Lucky your mobos fine..Its like MSI x58 mobos are in the ICU...they either die or get better


----------



## comp@ddict (Dec 20, 2008)

What happened to ur old rig?
Oh and BTW, when u shed off this HD3870X2, don't forget, I'm ready to get it, LOlz.


----------



## amitash (Dec 21, 2008)

^You mean my Q6600 config? thats fine and im using it BUT its really difficult going from something 2wice as fast bak to the old config 
Im not selling the 3870x2 it willl go to my Q6600 config as that wont have a graphics card otherwise.
I actually even have an older rig...a core 2 duo E6600 and 8600GTS
Even older? I have a P4 3.2Ghz and 7600GT
Older? P4 2.6Ghz and 6600GT
OLDER!?!? celeron 800Mhz with nvidia FX5200
Antique piece?!? Pentium 3 with onboard graphics
antiqu..er? the first pentium to come out with onboard graphics...somehow never owned a P2 procy
OLDER???? Intel i495 with ich7
The oldest is a nameless mobo from the 1980s (dunno exactly as i wasnt born) with a cyrix mathco-processor which could run at 8 or 12khz i think...not sure....HAVE NEVER sold any computer part till now....ever!! still have all that lying around.


----------



## dOm1naTOr (Dec 21, 2008)

holy cow


----------



## Pathik (Dec 21, 2008)

Holy cow indeed. All of them working? Where do you keep them?


----------



## comp@ddict (Dec 21, 2008)

amitash said:


> ^You mean my Q6600 config? thats fine and im using it BUT its really difficult going from something 2wice as fast bak to the old config
> Im not selling the 3870x2 it willl go to my Q6600 config as that wont have a graphics card otherwise.
> I actually even have an older rig...a core 2 duo E6600 and 8600GTS
> Even older? I have a P4 3.2Ghz and 7600GT
> ...


And I have one wich doesn't even have a 6600GT

U keeping them as collection, very nice.


----------



## amitash (Dec 21, 2008)

> Holy cow indeed. All of them working? Where do you keep them?
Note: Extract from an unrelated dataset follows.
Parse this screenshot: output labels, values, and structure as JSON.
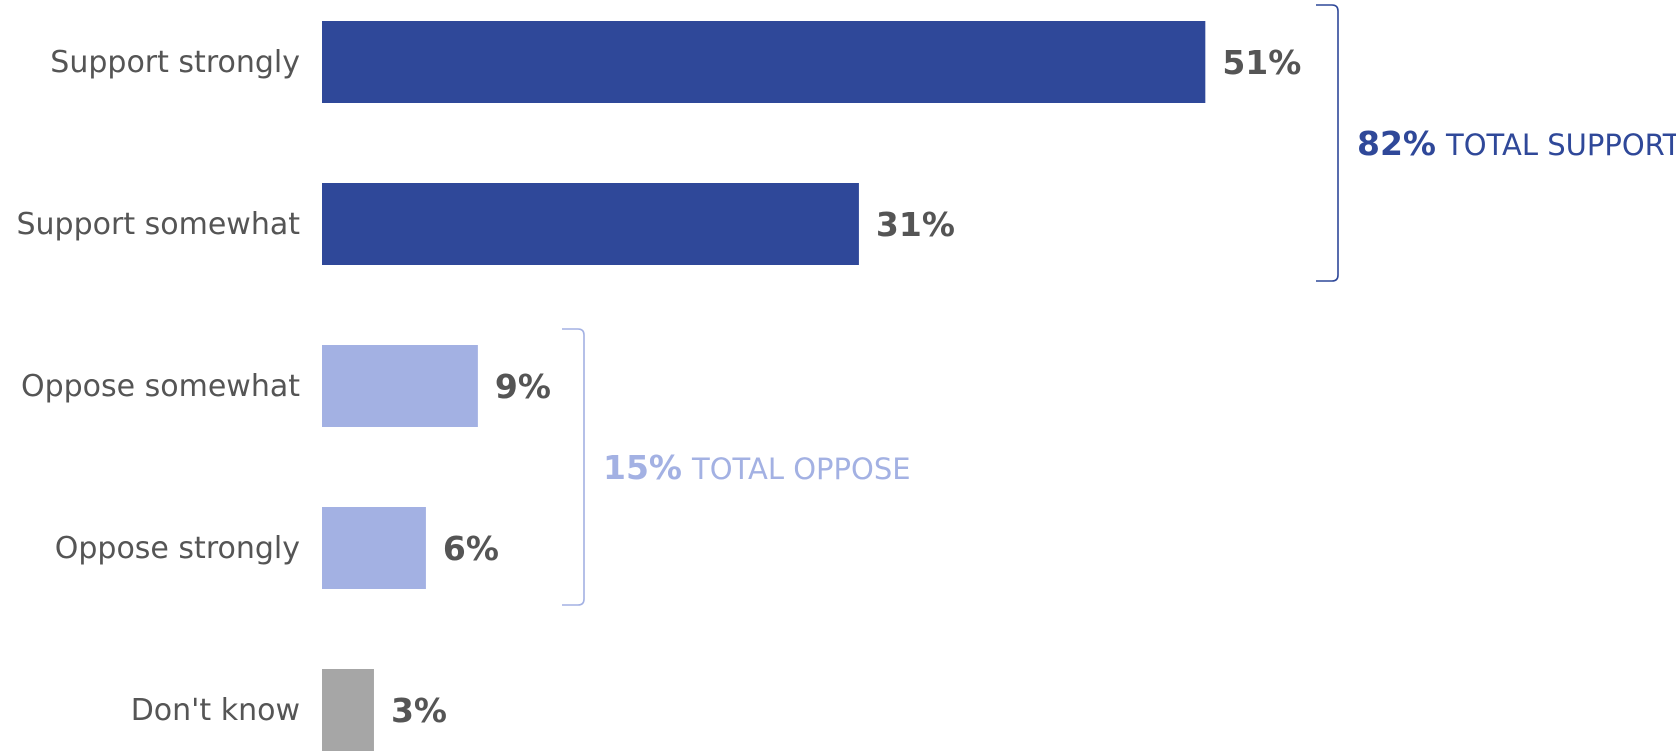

everything till p1 wrks...the others are in an ancient cupboard...also had intels i395 procy but 4 of its pins are broken.....Also my dad bought the first color monitor in 1986...it was a TVG 14" monitor i think and he paid 25k for it....its still there and there are floppies with prince of persia 1,pop the shadow and the flame, Great games like pockets, gods, hocus pocus to name a few and to think my current rig doesnt have a floppy drive.


----------



## jck (Dec 21, 2008)

hellsgate : how do you afford this?


----------



## hellgate (Dec 21, 2008)

^^^   afford wat?


----------



## comp@ddict (Dec 22, 2008)

U just had changed ur PC, and again a new PC^^

Absolutely, how much do u earn dude?


----------